12. Is there one site with overwhelming signal?

Solution

No

7. Bonus

1. Using only starting data of gene trees, use internode certainty (and/or related measures) to rank the following datasets (which are found in FILES_bonus_datasets) from most consistent among single-gene trees to least. The four datasets are:

• Eutheria, a lineage of mammals,
• budding yeasts,
• filamentous fungi, and
• mammals

Each dataset has both SC-OGs and SNAP-OGs. For this bonus question, use both SC-OGs and SNAP-OGs.

Light hints for overall workflow

1. You will have to infer a summary tree (aka, species tree estimate) first. How do you infer a species tree from a collection of single gene trees?

2. Use the PhyKIT function `bipartition_support_stats` to get summary statistics support statistics in a phylogeny. Support statistics have to be reported in the position bootstrap statistics are reported.

Detailed hints for overall workflow

1. To do so, first infer a summary tree using ASTRAL and then use the input trees as evaluation trees to calculate internode certainty and related measures in RAxML.
astral.jar -i all_trees.tre -o output_tree

2. Calculate internode certainty
raxmlHPC -f i -t output_tree -z all_trees.tre -m GTRCAT -n output_tree.ic -C

3. Use `report_ic_as_internode_support.py` to reformat IC values as bootstrap values

4. Use the PhyKIT function `bipartition_support_stats` to get summary statistics of internode certainty values across the tree
# https://jlsteenwyk.com/PhyKIT/usage/index.html#bipartition-support-statistics
phykit bipartition_support_stats input.tree

5. Keep track of your summary statistic of choice across each dataset and rank the datasets by which has the most to least certainty.

Solution

Gotcha!!!!

No solution will be provided here.
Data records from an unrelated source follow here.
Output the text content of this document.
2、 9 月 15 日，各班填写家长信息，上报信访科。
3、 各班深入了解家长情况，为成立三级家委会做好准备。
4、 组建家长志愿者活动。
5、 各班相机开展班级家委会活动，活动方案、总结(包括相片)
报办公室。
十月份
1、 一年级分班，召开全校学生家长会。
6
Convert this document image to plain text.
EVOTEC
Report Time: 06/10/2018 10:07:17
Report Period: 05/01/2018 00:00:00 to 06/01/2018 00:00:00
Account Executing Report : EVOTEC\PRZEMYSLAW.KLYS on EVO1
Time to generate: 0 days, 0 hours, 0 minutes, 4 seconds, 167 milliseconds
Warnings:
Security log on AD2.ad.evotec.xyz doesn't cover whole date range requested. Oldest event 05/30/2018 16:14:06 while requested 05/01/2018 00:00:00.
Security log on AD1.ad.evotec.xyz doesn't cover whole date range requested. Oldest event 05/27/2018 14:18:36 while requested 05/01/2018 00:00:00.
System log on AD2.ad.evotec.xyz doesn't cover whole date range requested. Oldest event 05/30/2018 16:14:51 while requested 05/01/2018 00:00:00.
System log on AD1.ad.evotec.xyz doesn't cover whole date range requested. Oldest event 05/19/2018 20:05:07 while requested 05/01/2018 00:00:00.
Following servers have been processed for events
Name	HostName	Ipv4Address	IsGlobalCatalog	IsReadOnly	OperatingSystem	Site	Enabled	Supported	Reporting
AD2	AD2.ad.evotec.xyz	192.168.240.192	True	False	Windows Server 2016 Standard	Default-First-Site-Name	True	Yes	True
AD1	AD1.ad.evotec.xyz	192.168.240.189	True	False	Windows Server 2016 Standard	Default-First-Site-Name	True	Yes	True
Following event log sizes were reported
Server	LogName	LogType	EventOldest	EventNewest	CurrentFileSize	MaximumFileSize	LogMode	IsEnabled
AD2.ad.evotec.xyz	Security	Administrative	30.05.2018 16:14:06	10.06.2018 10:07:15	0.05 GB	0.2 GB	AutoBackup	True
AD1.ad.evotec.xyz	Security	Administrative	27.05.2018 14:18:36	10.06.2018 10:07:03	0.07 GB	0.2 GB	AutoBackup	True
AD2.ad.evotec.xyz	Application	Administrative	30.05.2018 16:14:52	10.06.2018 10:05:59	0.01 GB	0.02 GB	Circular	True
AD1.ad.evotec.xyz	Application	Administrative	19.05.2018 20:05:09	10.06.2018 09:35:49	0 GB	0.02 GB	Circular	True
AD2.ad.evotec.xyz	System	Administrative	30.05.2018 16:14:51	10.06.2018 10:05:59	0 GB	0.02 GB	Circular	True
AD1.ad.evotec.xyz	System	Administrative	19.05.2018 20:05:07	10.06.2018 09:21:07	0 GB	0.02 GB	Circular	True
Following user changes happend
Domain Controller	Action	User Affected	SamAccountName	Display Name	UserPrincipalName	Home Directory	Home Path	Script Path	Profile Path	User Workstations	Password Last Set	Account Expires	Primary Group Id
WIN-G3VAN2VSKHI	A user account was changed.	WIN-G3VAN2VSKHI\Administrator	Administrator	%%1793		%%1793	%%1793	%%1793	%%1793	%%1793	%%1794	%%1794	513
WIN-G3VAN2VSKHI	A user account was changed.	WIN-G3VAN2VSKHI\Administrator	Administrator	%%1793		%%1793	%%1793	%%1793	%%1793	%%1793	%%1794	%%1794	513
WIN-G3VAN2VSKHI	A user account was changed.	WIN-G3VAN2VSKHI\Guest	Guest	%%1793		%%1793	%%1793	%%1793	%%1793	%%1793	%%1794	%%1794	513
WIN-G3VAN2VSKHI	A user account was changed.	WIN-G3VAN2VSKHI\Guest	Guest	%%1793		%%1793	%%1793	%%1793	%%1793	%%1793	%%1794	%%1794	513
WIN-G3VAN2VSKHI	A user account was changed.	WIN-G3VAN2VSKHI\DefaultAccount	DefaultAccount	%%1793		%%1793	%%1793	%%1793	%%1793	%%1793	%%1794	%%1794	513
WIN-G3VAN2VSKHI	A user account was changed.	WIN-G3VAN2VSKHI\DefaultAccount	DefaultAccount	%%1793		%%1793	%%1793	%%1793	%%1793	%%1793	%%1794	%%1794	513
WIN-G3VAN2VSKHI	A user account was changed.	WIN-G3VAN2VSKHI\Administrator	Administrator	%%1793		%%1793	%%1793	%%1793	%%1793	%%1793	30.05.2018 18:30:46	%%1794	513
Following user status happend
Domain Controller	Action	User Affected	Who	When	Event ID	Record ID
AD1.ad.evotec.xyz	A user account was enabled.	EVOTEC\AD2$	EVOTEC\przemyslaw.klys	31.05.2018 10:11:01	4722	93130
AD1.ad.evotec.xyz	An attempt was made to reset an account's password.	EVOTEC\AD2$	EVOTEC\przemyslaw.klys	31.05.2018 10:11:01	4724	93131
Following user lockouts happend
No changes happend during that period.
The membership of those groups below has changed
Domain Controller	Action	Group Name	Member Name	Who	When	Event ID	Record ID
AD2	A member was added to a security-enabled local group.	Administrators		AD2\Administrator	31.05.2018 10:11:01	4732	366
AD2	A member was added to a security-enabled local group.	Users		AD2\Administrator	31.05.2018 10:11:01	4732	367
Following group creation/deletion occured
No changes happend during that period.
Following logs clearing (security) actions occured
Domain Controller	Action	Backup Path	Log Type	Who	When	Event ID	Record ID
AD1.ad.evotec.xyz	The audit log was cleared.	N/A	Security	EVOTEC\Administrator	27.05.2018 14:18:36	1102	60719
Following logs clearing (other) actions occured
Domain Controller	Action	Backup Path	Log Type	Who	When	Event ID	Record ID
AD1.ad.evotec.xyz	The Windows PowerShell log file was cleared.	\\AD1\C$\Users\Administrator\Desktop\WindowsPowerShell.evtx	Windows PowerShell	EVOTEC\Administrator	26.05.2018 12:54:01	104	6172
Grab a TA, discuss with them and show them your results.

2. For each dataset, calculate summary statistics of internode certainty (or related measures) between SC-OGs and SNAP-OGs. How is certainity similar or different between SC-OGs and SNAP-OGs?

Solution

Gotcha again!!!!

No solution will be provided here. Grab a TA, discuss with them and show them your results.